S’il peut continuer à mener sa politique qui refuse de céder aux conditions des rebelles, c’est en partie grâce au soutien inconditionnel de Donald Trump qui campe sur la même position que les Saoudiens en voyant la rébellion houthie, comme une main armée de l’Iran.

Les États-Unis auraient apporté seulement en 2017, plus de 130 milliards d’équipements militaires à Riyad pour réprimer une coalition qui n’existe pas. En effet, les allégations derrière lesquelles s’appuient ces deux camps restent difficiles à prouver puisque « l’Iran ne fait pas du Yémen son terrain essentiel » éclaire François Frison-Roche. Selon le spécialiste, la capitale iranienne soutient plus politiquement les houthistes que financièrement et militairement.
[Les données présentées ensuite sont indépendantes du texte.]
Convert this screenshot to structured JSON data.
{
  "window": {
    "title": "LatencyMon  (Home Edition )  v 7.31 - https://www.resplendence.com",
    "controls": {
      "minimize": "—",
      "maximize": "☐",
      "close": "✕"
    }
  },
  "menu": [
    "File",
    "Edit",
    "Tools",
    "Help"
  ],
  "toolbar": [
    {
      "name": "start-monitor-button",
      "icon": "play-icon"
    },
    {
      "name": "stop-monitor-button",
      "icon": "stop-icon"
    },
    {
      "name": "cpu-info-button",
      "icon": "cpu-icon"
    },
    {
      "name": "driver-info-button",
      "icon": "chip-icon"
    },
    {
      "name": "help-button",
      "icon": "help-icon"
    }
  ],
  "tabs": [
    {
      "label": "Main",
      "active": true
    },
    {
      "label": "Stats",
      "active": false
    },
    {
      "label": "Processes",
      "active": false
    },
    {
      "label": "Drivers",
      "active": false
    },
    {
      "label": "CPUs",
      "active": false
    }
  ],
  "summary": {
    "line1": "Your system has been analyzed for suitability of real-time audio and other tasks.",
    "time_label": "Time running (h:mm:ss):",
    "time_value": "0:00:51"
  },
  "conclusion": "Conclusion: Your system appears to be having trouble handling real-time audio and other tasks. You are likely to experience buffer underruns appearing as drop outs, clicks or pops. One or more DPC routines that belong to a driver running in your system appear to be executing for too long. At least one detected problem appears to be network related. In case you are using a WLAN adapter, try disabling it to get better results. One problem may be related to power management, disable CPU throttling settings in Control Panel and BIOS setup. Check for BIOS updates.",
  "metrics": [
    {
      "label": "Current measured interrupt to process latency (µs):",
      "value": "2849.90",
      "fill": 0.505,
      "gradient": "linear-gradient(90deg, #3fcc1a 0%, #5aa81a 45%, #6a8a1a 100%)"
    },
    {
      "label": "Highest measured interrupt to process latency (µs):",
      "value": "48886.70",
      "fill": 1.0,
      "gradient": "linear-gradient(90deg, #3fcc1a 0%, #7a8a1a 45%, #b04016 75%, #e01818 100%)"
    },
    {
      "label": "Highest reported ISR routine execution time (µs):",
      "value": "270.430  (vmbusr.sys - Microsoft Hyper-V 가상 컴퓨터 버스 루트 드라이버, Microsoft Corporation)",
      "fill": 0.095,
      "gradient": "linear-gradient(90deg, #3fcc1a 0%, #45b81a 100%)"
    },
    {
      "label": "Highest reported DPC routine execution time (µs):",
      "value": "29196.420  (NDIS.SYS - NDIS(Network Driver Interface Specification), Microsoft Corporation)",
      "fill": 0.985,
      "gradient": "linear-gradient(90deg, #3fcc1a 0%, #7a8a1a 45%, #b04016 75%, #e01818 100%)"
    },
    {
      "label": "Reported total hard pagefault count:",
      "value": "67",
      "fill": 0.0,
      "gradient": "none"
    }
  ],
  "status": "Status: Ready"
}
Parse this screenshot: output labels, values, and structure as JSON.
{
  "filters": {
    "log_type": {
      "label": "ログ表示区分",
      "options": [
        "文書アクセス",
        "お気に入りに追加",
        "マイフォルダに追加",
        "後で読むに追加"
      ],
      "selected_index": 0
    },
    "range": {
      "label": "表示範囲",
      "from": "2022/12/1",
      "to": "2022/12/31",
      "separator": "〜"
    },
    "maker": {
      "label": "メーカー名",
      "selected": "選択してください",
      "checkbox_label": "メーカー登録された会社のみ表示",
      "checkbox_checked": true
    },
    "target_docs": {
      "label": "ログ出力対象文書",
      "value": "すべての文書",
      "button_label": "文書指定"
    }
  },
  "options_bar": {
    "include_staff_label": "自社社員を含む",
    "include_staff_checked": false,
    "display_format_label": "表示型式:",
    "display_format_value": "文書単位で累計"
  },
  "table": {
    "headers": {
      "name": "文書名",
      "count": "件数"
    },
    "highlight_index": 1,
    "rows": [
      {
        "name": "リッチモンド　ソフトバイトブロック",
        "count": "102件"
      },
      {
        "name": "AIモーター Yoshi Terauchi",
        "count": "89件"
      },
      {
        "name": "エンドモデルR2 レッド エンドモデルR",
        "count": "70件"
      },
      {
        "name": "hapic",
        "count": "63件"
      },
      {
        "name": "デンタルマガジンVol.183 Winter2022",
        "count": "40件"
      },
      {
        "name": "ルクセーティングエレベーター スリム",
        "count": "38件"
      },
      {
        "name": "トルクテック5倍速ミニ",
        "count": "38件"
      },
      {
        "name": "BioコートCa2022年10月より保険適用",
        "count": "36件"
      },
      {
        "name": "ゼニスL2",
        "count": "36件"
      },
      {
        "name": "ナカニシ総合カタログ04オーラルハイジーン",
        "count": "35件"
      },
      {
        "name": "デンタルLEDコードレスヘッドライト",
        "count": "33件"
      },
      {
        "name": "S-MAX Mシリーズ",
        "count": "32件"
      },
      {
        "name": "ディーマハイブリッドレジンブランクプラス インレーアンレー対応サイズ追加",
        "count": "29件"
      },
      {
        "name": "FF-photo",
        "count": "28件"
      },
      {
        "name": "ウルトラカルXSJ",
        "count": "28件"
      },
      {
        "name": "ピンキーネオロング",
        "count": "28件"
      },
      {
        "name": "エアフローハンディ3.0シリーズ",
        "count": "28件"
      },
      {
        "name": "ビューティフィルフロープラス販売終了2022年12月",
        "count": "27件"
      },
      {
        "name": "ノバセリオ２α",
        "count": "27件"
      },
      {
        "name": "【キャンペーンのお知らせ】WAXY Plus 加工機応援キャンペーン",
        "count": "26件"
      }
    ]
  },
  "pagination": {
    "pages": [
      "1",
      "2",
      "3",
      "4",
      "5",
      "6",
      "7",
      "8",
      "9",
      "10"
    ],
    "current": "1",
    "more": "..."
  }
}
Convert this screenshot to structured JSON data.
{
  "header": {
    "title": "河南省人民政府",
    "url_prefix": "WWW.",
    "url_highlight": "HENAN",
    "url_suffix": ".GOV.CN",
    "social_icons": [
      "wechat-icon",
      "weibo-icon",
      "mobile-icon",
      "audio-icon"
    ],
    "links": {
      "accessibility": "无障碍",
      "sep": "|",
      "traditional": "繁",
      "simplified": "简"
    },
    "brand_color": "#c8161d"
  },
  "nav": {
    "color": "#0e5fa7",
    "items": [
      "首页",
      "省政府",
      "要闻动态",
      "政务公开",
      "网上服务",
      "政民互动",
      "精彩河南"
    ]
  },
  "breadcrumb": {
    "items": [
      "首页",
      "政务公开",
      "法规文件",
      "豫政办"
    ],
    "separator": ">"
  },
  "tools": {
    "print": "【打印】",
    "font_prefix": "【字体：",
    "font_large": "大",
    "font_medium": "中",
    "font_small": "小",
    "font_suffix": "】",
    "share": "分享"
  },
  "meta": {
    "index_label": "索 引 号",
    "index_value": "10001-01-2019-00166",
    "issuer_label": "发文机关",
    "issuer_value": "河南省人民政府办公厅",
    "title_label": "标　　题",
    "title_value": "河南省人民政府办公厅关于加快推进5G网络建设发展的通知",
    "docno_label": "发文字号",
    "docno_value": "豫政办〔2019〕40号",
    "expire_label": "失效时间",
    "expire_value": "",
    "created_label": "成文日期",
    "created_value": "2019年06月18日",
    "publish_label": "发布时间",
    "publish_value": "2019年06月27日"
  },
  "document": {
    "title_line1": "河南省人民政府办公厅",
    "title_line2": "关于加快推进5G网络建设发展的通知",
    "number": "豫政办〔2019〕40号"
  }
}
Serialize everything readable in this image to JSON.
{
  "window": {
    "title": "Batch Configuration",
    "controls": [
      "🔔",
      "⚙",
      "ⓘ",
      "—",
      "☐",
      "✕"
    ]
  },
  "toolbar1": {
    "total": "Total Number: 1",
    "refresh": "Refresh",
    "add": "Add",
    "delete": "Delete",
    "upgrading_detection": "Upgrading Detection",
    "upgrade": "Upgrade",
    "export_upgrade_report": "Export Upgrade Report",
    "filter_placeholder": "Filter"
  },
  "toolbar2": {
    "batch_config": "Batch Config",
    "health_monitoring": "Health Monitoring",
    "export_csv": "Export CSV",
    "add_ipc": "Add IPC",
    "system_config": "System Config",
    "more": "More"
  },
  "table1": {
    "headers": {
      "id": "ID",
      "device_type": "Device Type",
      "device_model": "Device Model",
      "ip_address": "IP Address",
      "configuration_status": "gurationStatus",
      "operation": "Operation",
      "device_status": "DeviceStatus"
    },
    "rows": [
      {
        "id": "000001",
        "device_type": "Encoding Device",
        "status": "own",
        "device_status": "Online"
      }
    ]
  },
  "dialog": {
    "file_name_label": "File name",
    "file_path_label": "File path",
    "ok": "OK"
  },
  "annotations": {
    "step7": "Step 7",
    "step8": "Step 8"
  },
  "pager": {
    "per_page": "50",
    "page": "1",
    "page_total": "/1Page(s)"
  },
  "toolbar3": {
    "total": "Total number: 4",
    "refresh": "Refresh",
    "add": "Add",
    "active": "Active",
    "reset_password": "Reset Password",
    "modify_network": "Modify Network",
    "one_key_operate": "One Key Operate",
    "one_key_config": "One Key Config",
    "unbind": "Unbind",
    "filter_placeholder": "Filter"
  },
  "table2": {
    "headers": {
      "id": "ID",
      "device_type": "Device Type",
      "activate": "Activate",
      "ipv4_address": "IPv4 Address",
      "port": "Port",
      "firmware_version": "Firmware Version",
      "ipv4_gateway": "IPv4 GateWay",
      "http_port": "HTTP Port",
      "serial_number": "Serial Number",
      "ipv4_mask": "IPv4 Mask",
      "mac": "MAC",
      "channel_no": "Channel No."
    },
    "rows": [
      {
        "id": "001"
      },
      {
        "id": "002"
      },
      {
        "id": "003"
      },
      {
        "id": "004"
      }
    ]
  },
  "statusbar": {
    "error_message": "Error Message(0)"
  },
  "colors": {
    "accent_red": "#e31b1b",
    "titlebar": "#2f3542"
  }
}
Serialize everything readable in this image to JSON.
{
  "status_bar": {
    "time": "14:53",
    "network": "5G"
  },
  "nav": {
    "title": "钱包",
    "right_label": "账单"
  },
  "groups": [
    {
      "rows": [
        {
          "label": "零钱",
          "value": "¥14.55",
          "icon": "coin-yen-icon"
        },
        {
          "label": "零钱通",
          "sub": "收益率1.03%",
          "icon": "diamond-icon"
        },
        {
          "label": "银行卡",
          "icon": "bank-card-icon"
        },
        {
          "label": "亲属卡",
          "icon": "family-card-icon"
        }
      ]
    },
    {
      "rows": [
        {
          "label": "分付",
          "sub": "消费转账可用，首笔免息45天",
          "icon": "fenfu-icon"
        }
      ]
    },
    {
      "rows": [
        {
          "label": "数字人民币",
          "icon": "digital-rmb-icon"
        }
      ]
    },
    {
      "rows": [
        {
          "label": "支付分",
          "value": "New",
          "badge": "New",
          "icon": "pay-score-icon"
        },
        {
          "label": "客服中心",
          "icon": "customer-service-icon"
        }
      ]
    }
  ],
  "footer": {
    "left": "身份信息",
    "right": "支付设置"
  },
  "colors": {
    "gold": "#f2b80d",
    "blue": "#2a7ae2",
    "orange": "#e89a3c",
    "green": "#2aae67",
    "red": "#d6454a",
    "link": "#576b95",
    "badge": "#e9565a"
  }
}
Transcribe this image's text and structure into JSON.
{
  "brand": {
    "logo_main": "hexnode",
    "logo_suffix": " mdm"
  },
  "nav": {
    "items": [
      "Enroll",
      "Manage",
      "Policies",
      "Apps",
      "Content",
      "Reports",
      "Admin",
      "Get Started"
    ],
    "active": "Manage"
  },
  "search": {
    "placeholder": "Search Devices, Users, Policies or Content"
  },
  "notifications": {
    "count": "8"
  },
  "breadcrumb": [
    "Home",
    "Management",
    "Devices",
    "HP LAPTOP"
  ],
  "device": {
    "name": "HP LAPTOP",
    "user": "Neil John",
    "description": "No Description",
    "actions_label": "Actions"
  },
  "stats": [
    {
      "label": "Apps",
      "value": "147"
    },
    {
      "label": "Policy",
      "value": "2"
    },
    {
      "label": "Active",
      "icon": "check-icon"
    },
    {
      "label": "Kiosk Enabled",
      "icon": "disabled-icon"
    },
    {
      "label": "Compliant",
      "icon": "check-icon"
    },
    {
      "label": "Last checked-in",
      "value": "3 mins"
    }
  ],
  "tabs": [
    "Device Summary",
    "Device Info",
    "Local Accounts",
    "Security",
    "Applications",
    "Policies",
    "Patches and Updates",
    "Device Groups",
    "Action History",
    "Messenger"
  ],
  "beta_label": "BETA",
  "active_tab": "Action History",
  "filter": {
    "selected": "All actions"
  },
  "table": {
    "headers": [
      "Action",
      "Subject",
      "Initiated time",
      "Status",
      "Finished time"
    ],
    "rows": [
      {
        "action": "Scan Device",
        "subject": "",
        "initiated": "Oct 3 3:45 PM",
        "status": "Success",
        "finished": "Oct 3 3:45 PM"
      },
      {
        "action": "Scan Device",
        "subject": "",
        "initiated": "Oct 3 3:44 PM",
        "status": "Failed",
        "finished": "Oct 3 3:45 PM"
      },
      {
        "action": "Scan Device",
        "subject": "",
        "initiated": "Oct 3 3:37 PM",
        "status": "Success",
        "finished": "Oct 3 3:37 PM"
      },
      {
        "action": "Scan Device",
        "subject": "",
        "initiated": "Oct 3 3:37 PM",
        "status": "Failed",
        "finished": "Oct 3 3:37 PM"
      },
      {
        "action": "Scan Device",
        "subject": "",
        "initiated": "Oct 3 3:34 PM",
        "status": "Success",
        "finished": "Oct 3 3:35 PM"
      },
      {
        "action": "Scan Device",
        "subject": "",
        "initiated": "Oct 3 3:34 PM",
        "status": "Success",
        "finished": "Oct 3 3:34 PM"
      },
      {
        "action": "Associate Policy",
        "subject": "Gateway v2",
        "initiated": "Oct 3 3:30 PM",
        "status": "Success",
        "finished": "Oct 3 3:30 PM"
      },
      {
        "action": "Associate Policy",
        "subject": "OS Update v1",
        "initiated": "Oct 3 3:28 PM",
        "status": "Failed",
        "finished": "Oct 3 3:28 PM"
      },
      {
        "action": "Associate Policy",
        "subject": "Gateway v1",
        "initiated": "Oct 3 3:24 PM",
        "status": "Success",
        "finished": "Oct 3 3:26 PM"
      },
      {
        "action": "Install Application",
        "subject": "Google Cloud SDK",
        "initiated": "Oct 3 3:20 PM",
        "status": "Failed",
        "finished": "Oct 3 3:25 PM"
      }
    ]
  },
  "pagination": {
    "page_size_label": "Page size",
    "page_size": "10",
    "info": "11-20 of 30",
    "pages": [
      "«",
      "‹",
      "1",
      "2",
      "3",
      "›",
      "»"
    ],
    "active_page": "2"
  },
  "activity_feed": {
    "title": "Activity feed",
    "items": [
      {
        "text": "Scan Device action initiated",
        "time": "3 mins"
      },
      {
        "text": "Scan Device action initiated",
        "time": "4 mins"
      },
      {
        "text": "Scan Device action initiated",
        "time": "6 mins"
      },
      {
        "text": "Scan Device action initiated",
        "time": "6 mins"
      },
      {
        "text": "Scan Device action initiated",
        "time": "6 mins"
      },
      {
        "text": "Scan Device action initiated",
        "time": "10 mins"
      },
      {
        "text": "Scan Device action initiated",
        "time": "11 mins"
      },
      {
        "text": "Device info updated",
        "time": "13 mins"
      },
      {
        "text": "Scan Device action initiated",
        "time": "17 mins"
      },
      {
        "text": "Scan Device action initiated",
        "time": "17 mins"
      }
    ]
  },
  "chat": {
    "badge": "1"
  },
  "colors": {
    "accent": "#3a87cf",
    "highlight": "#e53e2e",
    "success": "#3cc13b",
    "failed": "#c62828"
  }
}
Un peuple qui s’éteint lentement

Ces différentes situations ont été préjudiciables pour la population yéménite qui est grandement impactée. Malgré la présence de plusieurs organisations humanitaires à l’image de Solidarités International, qui lèvent la voix en écho à l’alarme sonnée par les Nations Unies, la situation ne cesse d’empirer. Sur 22 millions de personnes qui ont besoin d’assistance humanitaire, près de 16 millions n’ont pas accès à de l’eau potable. On compte également 11 millions d’enfants qui grandissent dans une situation de malnutrition où un enfant meurt toutes les dix minutes à cause d’une maladie qui aurait pu être soignée. Le bilan annuel s’élève à près de 30 000 enfants qui meurent chaque année dans le pays, à cause de la malnutrition.

famine au yémen

famine au yémen

Médecins sans frontières apporte autant que possible son aide en essayant de contenir le problème de la malnutrition. Toutefois, comme le relève Frédéric Bertrand, son chef au Yémen, « le principal problème constaté est un manque d’argent » qui est engendré par une situation qui empêche le travail, qui déprécie la monnaie nationale et force les populations à se déplacer vers d’autres pays. Les familles qui sont restées faute de moyens essaient de rationner leur alimentation, d’où le problème de la malnutrition. Les maladies n’étant pas en reste, la diphtérie, la rougeole et le choléra continuent de faire de nombreux morts dans le pays.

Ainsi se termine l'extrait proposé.